The shrine, which honours 2.5 million war dead but also enshrines top World War II criminals, has frequently been at the centre of rows with Asian neighbours that suffered from Japan’s wartime atrocities.

Senior Japanese politician­s including Prime Minister Shinzo Abe have made appearance­s at the shrine but Emperor Akihito has never visited since his coronation in 1989, while his father Hirohito did not return to Yasukuni after war criminals were enshrined there in the mid-1970s.

In its latest issue, the Shukan Post weekly magazine quoted chief priest Kunio Kohori, 68, as saying at a closed-door meeting in June that “the emperor is trying to destroy Yasukuni Shrine”.

The more the emperor goes on memorial trips for the war dead, the more the Yasukuni Shrine’s position declines, he reportedly added.
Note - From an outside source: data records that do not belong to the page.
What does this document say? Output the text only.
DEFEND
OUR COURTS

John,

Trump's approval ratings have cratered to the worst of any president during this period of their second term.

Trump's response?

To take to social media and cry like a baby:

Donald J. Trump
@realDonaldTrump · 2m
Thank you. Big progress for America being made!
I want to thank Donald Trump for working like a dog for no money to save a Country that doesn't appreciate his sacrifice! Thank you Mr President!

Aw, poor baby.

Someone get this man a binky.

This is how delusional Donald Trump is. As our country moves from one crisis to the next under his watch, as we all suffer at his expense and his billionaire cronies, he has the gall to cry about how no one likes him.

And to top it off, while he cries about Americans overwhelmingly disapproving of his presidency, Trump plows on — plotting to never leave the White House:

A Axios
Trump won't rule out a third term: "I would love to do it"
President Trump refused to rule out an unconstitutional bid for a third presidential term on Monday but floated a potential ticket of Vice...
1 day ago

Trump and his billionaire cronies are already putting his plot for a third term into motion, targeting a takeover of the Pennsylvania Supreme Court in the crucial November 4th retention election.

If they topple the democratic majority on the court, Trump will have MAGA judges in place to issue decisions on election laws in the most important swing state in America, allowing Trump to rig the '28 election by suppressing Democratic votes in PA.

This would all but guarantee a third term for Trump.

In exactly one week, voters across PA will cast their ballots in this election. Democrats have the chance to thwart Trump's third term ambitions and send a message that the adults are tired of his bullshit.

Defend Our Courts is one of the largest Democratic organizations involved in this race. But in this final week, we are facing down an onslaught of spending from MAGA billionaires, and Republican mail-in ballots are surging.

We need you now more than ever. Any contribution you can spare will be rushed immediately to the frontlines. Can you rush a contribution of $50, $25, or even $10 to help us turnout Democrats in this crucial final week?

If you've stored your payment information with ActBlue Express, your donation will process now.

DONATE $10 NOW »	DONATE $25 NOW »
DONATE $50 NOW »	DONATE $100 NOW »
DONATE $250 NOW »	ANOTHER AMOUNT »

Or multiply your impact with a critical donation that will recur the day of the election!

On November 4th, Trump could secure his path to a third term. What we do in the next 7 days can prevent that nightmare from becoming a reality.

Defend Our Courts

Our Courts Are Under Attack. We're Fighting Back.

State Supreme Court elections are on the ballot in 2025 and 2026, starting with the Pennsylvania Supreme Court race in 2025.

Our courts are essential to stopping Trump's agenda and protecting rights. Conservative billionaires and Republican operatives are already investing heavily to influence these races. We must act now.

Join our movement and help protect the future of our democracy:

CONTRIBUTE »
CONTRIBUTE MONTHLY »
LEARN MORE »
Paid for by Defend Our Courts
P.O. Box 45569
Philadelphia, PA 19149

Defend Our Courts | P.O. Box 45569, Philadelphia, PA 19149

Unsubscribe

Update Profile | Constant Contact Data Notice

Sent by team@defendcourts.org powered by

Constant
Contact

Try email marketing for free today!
Akihito, who will abdicate next year, has throughout his reign hinted at pacifist views, which are sharply at odds with the aggressive expansioni­sm Japan pursued under his father’s rule.

He has visited several former battlefiel­ds in the Pacific islands to pray for soldiers and civilians who perished there.
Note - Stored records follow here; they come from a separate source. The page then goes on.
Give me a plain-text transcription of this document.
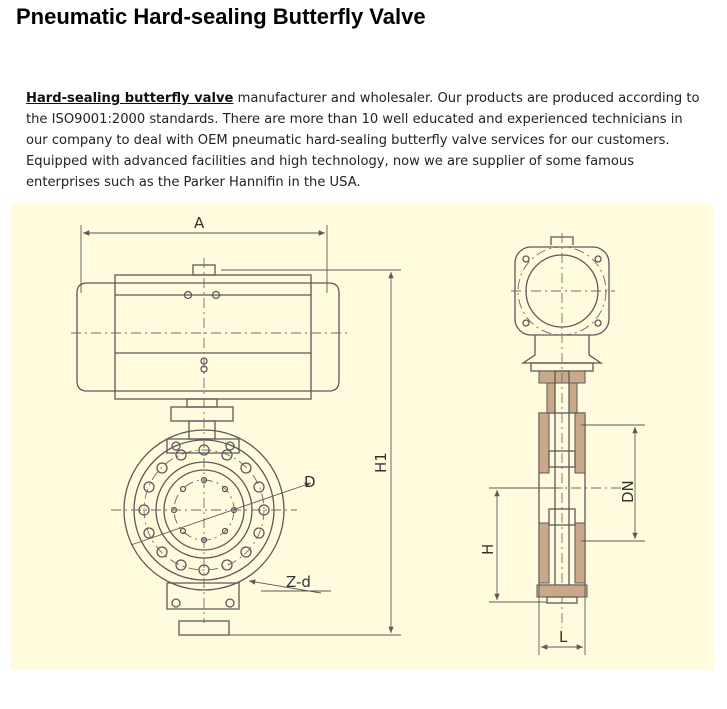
Pneumatic Hard-sealing Butterfly Valve

Hard-sealing butterfly valve manufacturer and wholesaler. Our products are produced according to the ISO9001:2000 standards. There are more than 10 well educated and experienced technicians in our company to deal with OEM pneumatic hard-sealing butterfly valve services for our customers. Equipped with advanced facilities and high technology, now we are supplier of some famous enterprises such as the Parker Hannifin in the USA.

A
D
Z-d
H1
DN
H
L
Though he has no political power, the emperor has annoyed Japanese right-wingers by acknowledg­ing that his country inflicted “great suffering” in China, and expressing regret over Japan’s brutal rule of the Korean peninsula.

The priest also reportedly said Crown Prince Naruhito and his wife Masako would probably not visit the shrine as the new emperor and empress.